"In this way all the members will be at peace."
Rule of St. Benedict 34.5
Peace is a quintessential Christian virtue; you find it everywhere in the writings of the Apostles: If it be possible, as much as lies in you, live peaceably with all people (Rom 12:18); Let him eschew evil, and do good; let him seek peace, and pursue it (1 Pet 3:11); Pursue peace with all, as well as holiness, without which no one will see the Lord (Heb 12:14).
In his famous "Sermon on the Mount," Jesus includes this: Blessed are the peacemakers: for they shall be called the children of God (Matt 5:9). And St. Paul ranks peace third behind love and joy among the fruits of the Holy Spirit (Gal 5:22).
Given that St. Benedict sprinkles his Rule liberally with scriptural quotations and allusions, it is not surprising that he places a premium on peace, insisting that monks should never give to one another a "hollow sign of peace" (RB 4.25), and must welcome all guests as Christ, praying together so as to be united in peace, and greeting the guest with the "kiss of peace" as a sign of communion in mind and heart (RB 53.4-5).
How does one establish this communion of mind and heart? For Benedict, it's the discipline of his Rule - by renouncing oneself (RB 4.10), by pursuing not what one judges better for oneself, but for others and by supporting with the greatest patience one another's weaknesses of body or behavior (RB 72.5-7), and as reflected in his "Ladder of Humility" from chapter 7, by being content with the most menial treatment, and by regarding oneself as inferior to others (RB 7.49; 51); guarding oneself at every moment from sins of thought or deed (RB 7.12) and by putting aside one's own concerns, harboring neither hatred, nor jealousy of anyone, and doing nothing out of envy, avoiding quarreling, shunning arrogance, respecting elders, loving the young, praying for enemies and making peace before the sun goes down with anyone with whom one's had a dispute … striving to do all this out of love for Christ (RB 4.65-73).

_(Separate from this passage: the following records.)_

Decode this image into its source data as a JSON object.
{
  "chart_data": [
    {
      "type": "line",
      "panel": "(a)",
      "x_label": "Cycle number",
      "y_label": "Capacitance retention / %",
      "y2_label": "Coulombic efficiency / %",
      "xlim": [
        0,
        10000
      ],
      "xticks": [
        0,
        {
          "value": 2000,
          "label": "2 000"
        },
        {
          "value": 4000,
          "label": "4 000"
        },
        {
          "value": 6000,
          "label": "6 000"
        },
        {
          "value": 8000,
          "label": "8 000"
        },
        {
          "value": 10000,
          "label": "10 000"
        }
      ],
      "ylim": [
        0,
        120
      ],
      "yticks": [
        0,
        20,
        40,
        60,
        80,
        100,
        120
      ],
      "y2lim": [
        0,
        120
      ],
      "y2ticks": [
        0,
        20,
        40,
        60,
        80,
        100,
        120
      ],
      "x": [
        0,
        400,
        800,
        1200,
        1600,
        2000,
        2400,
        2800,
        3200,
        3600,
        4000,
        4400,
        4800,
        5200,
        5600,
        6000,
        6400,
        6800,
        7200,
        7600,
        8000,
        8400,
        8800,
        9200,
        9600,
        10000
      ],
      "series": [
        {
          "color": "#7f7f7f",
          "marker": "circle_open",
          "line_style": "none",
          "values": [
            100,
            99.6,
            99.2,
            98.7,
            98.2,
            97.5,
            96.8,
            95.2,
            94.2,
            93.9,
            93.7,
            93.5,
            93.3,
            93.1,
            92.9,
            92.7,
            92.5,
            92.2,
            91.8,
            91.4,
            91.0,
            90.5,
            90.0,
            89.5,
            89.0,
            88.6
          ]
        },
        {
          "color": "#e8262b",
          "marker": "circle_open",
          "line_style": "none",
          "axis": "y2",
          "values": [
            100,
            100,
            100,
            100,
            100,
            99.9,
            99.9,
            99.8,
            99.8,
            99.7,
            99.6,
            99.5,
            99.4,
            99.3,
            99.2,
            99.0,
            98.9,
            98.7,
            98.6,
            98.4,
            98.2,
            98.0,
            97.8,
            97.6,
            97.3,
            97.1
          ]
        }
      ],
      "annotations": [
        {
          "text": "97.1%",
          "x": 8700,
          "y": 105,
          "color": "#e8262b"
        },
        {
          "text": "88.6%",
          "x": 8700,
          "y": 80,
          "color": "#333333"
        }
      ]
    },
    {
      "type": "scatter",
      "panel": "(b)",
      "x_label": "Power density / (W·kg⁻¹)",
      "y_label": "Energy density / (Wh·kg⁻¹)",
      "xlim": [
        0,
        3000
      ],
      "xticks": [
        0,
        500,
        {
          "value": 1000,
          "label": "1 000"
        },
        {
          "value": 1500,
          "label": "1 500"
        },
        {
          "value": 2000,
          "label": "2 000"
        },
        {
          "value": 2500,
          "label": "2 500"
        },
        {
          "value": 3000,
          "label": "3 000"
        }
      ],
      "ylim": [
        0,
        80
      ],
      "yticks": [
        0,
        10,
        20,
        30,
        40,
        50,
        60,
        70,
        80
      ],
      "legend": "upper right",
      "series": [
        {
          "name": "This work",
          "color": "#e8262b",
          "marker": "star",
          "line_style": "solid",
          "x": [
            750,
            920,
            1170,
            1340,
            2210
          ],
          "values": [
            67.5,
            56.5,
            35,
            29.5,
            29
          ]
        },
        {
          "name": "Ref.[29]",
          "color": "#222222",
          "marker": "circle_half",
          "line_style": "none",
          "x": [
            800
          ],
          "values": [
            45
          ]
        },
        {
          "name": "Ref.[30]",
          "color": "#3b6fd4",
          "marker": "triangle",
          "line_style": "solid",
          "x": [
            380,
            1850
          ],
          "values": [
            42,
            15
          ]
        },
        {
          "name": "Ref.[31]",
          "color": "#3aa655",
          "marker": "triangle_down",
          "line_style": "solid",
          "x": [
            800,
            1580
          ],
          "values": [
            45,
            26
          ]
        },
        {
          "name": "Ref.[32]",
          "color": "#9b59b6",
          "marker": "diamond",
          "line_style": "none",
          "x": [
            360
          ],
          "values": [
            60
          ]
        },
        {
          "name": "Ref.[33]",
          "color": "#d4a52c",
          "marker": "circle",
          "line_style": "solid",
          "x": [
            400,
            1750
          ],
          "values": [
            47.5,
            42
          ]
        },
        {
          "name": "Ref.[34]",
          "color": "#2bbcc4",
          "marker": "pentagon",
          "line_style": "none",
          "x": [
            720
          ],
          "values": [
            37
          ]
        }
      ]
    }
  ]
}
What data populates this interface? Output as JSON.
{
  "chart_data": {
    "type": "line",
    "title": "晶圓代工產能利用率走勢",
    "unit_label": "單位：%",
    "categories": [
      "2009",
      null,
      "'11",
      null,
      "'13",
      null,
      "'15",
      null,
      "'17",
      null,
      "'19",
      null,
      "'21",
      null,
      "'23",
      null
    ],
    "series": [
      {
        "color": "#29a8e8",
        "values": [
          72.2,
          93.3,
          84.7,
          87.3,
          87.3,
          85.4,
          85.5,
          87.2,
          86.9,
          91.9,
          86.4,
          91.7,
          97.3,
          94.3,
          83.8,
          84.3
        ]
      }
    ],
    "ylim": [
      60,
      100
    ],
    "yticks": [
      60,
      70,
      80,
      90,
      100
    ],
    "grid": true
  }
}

WOW! Now that's quite a list, but it isn't exhaustive. I could have written much more regarding what makes for peace in the Rule of St. Benedict. So what is peace? Peace is what happens when people respect one another's dignity as persons despite differences of opinion, personality, and behavior … skin color, religious affiliation, nationality or ethnicity.
Peace is the quality of existence that occurs when one has perceived the truth that sets us free from the fear and anxiety that divides, and that Truth for St. Benedict is Christ. If one strives to do these things "out of love for Christ" (RB 4.72), one will more freely be able to receive (i.e., love) the other - the guest, the neighbor, the brother or the sister, the co-worker, the stranger, even the enemy - as Christ himself, which for St. Benedict is the source and ground of all human dignity and personhood.
So, yes, "Peace" is the perfect Benedictine motto, summarizing what we're all about and a blessing on all our guests: Pax intrantibus - Peace to all who enter!